Knowledge, sangat menarik apabila kita mengartikannya dengan acuan kamus besar Inggris-Indonesia. Knowledge dapat berarti tiga kata yaitu pengetahuan, Ilmu pengetahuan dan kekuasaan. Jelas sekali perbedaan antara kata tersebut yang menurut saya berhubungan arti dan maknanya. Yang menarik adalah arti yang ketiga yaitu kekuasaan. Hal ini membingungkan bagi saya apabila saya baru saja mengetahuinya. Mengapa knowledge diartikan sebagai kekuasaan? Menurut hemat saya, sesuatu yang kita tahu sebagai pengetahuan atau ilmu pengetahuan akan menjadikan kita menguasai suatu hal tersebut.

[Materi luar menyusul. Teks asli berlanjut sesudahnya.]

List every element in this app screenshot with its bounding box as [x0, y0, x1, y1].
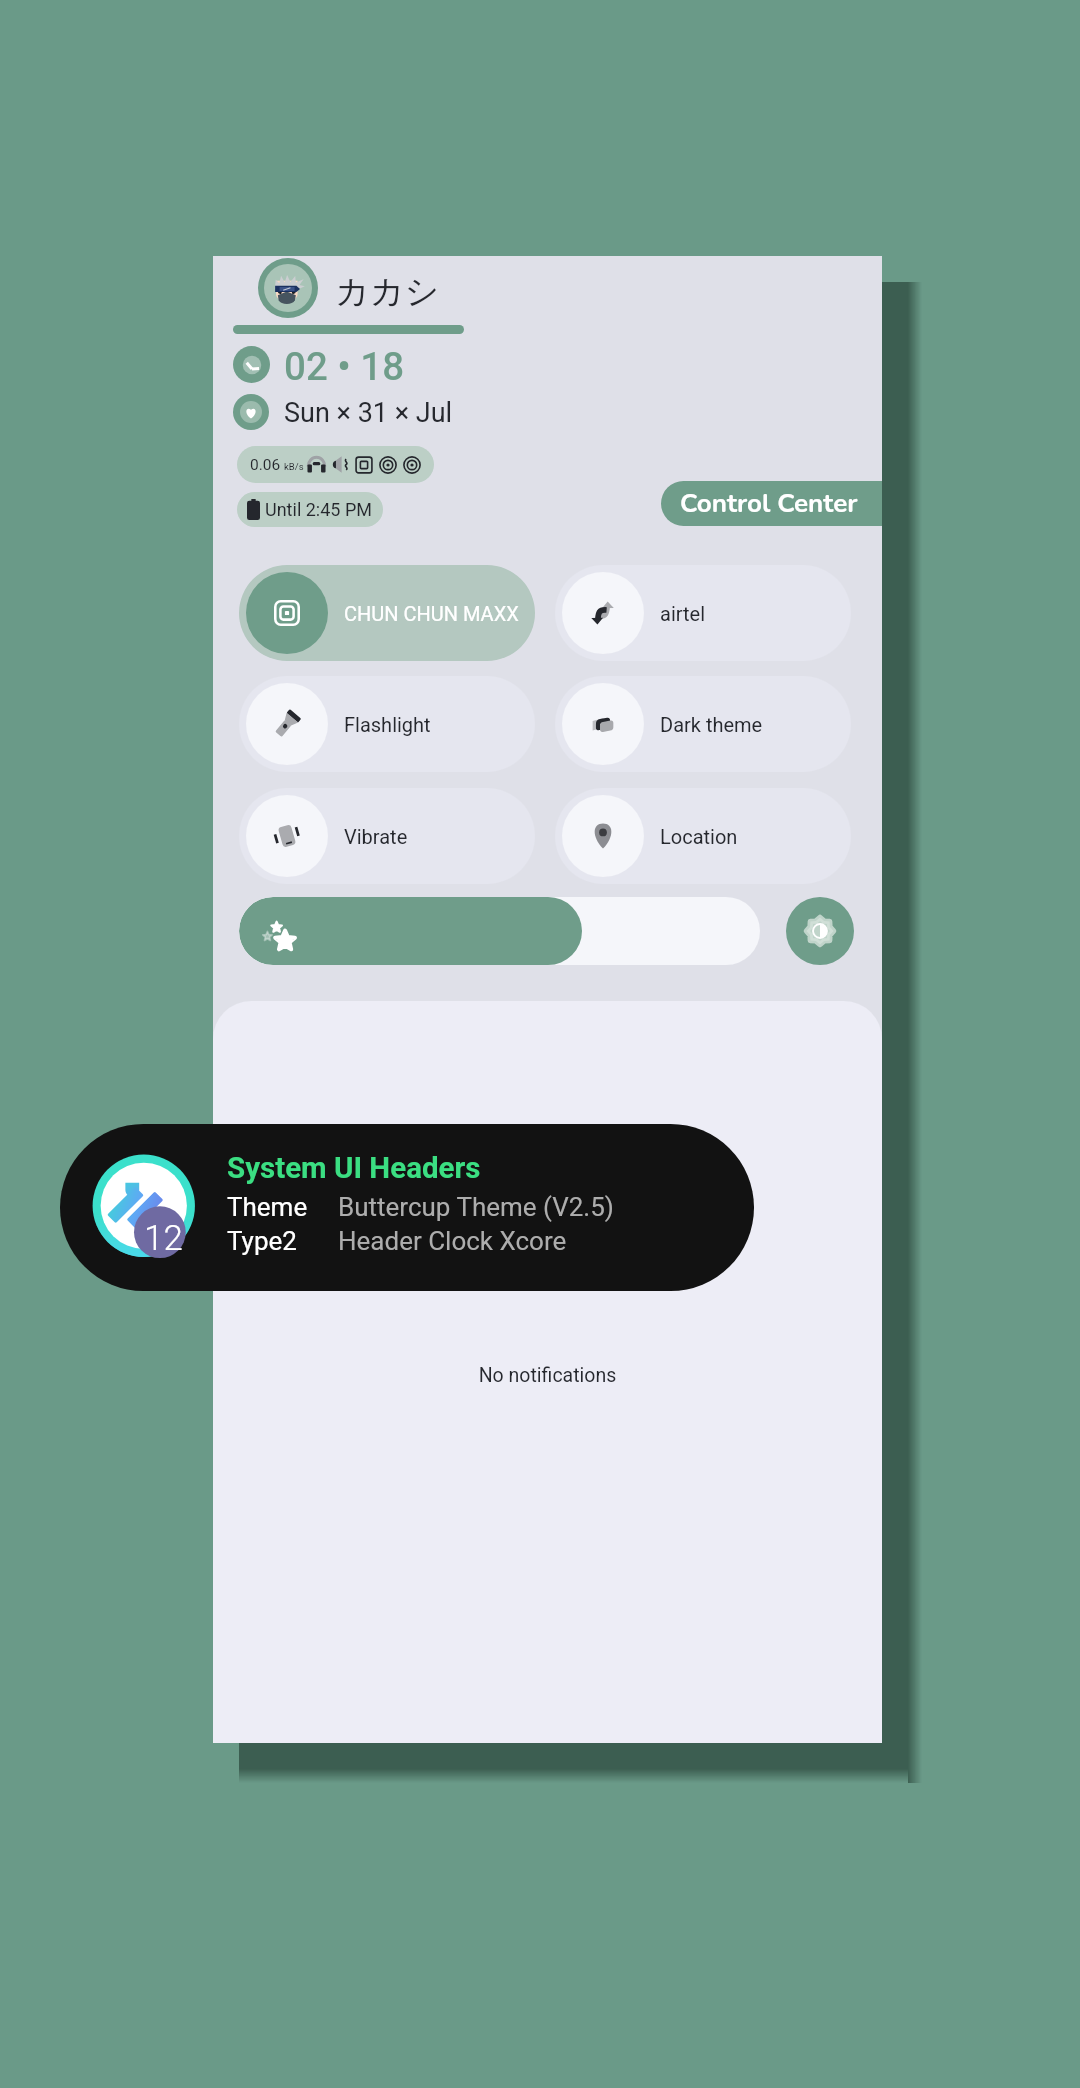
- staticText: Type2: [227, 1226, 338, 1256]
- staticText: Buttercup Theme (V2.5): [338, 1192, 614, 1222]
- button[interactable]: Vibrate: [239, 788, 535, 884]
- staticText: Vibrate: [344, 825, 408, 848]
- staticText: Sun × 31 × Jul: [284, 397, 453, 429]
- staticText: 02 • 18: [284, 344, 405, 389]
- button[interactable]: Auto brightness: [786, 897, 854, 965]
- button[interactable]: airtel: [555, 565, 851, 661]
- staticText: Location: [660, 825, 738, 848]
- button[interactable]: Brightness: [239, 897, 760, 965]
- staticText: Theme: [227, 1192, 338, 1222]
- staticText: 0.06: [250, 456, 281, 474]
- staticText: Until 2:45 PM: [265, 499, 372, 520]
- button[interactable]: Flashlight: [239, 676, 535, 772]
- button[interactable]: CHUN CHUN MAXX: [239, 565, 535, 661]
- staticText: System UI Headers: [227, 1151, 481, 1186]
- button[interactable]: Location: [555, 788, 851, 884]
- staticText: No notifications: [213, 1364, 882, 1387]
- staticText: airtel: [660, 602, 706, 625]
- staticText: CHUN CHUN MAXX: [344, 602, 519, 625]
- staticText: kB/s: [284, 461, 304, 472]
- button[interactable]: Profile: [258, 258, 318, 318]
- staticText: Control Center: [680, 486, 858, 521]
- staticText: Flashlight: [344, 713, 431, 736]
- staticText: カカシ: [335, 270, 440, 313]
- staticText: Header Clock Xcore: [338, 1226, 567, 1256]
- button[interactable]: Dark theme: [555, 676, 851, 772]
- button[interactable]: Control Center: [661, 481, 882, 526]
- button[interactable]: 12: [60, 1124, 754, 1291]
- staticText: 12: [144, 1218, 183, 1259]
- staticText: Dark theme: [660, 713, 763, 736]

          Namun yang akan saya bahas lebih dalam adalah perbedaan kata pengetahuan dengan ilmu pengetahuan. Menurut hemat saya pengetahuan adalah gejala-gejala yang ditemukan dan diperoleh manusia melalui pengamatan inderawi mereka. Pengetahuan dapat muncul ketika orang tersebut menggunakan indera atau akal budinya untuk mengenali suatu benda atau kejadian tertentu yang belum pernah dilihat atau dirasakan sebelumnya.[1] Pengelompokan terjadi apabila kita membicarakan pengetahuan apa yang di peroleh apabila kita menggunakan salah satu sarana yang digunakan manusia untuk mendapatkan pengetahuan, dalam hal ini indrawi atau akal budi.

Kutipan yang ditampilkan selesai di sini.